Mercato, tra “voglio” e “non posso”

Correttivo sì o correttivo no? Un po’ di chiarezza sulla reale situazione della Openjobmetis Varese

Mercato sempre aperto? Gli occhi dei manager non si chiudono di certo. Ma da qui a ipotizzare concrete chance operative il passo è lungo e pieno di controindicazioni. Recte: di impossibilità. Oggettive, verrebbe da scrivere.

La Openjobmetis Varese ultima in classifica si interroga al suo interno sulla scelta di ricorre a un correttivo nel roster in vista del rush finale verso la salvezza, traguardo da conquistare nelle ultime undici giornate di campionato partendo dalla posizione peggiore possibile: il fondo del gruppo.

Su un argomento tanto delicato occorre almeno un tentativo di fare chiarezza. L’area tecnica biancorossa è al momento vigile sui movimenti dei giocatori nei quattro angoli del globo cestistico, pienamente consapevole della “perfettibilità” (eufemismo…) dell’organico attuale. Un intervento sul mercato è chiesto a gran voce anche dai tifosi, oltre che dai risultati conseguiti finora, ma si scontra con una realtà “di cassa” che dovrebbe sconsigliare alla società ulteriori esborsi economici da qui al termine della stagione.

Piazza Monte Grappa è stata chiara – anche su queste colonne – sulla situazione economico-finanziaria che si è trovata a gestire nella stagione corrente come eredità di quelle passate, situazione che sta richiedendo sforzi enormi di dirigenti e consorziati per trovare una definitiva risoluzione. Riservare risorse per il mercato – che al momento comunque non ci sono e si potrebbero trovare solo tramite un contributo “ad personam” di un consorziato, di uno sponsor o di un qualunque altro “benefattore” – significherebbe toglierne al risanamento dei conti. La coperta è corta: se metti da una parte, sei costretto a scoprirti dall’altra. Varese, questa Varese, può permettersi di farlo senza mettere in pericolo – per l’ennesimo anno – la sua sopravvivenza? La risposta del cda, che rispetto al passato è oggi pienamente operativo e decide a maggioranza, è stata finora un “no” secco e poco confutabile, almeno analizzando con razionalità i conti di cui sopra.

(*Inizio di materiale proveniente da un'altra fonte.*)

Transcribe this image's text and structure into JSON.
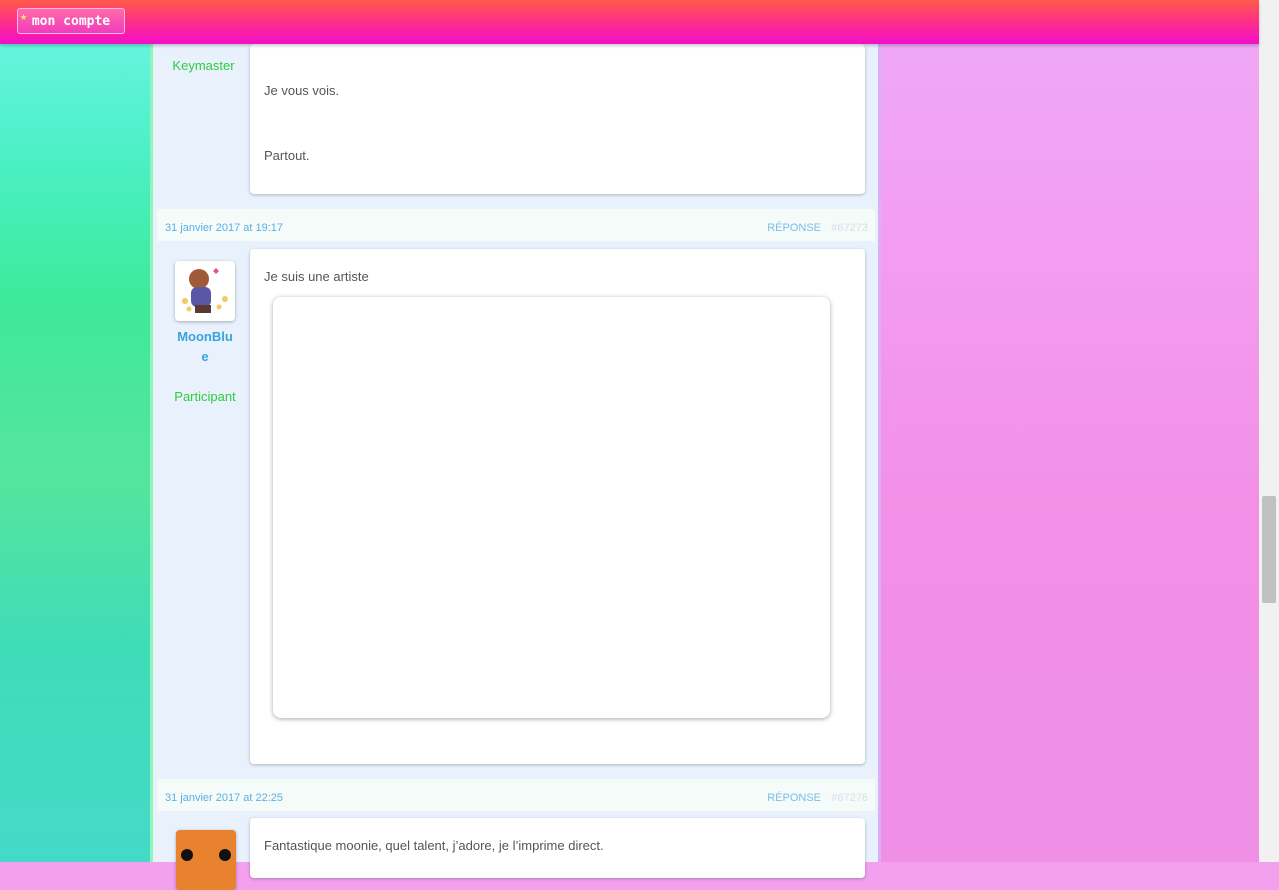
{
  "header": {
    "account_label": "mon compte"
  },
  "posts": [
    {
      "role": "Keymaster",
      "lines": [
        "Je vous vois.",
        "Partout."
      ]
    },
    {
      "date": "31 janvier 2017 at 19:17",
      "reply_label": "Réponse",
      "post_id": "#67273",
      "author": "MoonBlue",
      "role": "Participant",
      "text": "Je suis une artiste"
    },
    {
      "date": "31 janvier 2017 at 22:25",
      "reply_label": "Réponse",
      "post_id": "#67276",
      "text": "Fantastique moonie, quel talent, j’adore, je l’imprime direct."
    }
  ],
  "colors": {
    "topbar": "#ff2e8a",
    "link": "#3aa3dc",
    "role": "#2ecc40",
    "meta_date": "#5bb0e6"
  }
}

Il campo e la sua parabola spingerebbero, è inutile nasconderlo, in una direzione diversa. E di questo ne è consapevole anche lo staff capitanato da coach Attilio Caja, che mai si sognerebbe di bloccare l’arrivo di un eventuale rinforzo. “L’Artiglio” è un “aziendalista”, ovvero una persona che non si mette a puntare i piedi nel momento in cui non viene accontentato nei suoi desiderata tecnici, conscio del fatto di essere arrivato ad allenare in una realtà costretta a fare sacrifici per chiudere con un passato economicamente sconsiderato. Da qui a far passare Caja come “colui che ferma il mercato”, però, ce ne passa. Potesse, il coach, attingerebbe a piene mani ai correttivi: sotto le plance, dove si è letteralmente inventato un Giancarlo Ferrero ala forte ed è costretto a rinunciare all’apporto di un Kangur impresentabile; o nello spot “3”, dove sarebbe utile un giocatore con tiro e punti nelle mani, spostando Eyenga in ala forte; o in guardia, mettendo tra Maynor e Johnson, che diventerebbe ala piccola, un atleta che possa essere loro complementare

Ma non è lui a poter dare il via libera al “messia” della salvezza: lui, come sempre ha fatto, lavora con quello che ha. Morale? Si resta così, a meno di trovare lungo il cammino occasioni irripetibili (leggi un’entrata che possa essere coperta da una transazione favorevole con uno dei dodici attualmente nel roster: difficilissimo, alle porte di marzo…) o di cambiare l’intendimento del cda. In un contesto così complicato, a costare caro potrebbe essere stato un errore, tale ovviamente con il benedetto senno del poi: l’avvicendamento dei “Johnson” quindici giorni prima di esonerare Paolo Moretti, privando il subentrante dell’unica “mossa” a disposizione in virtù delle reali disponibilità economiche della Pallacanestro Varese.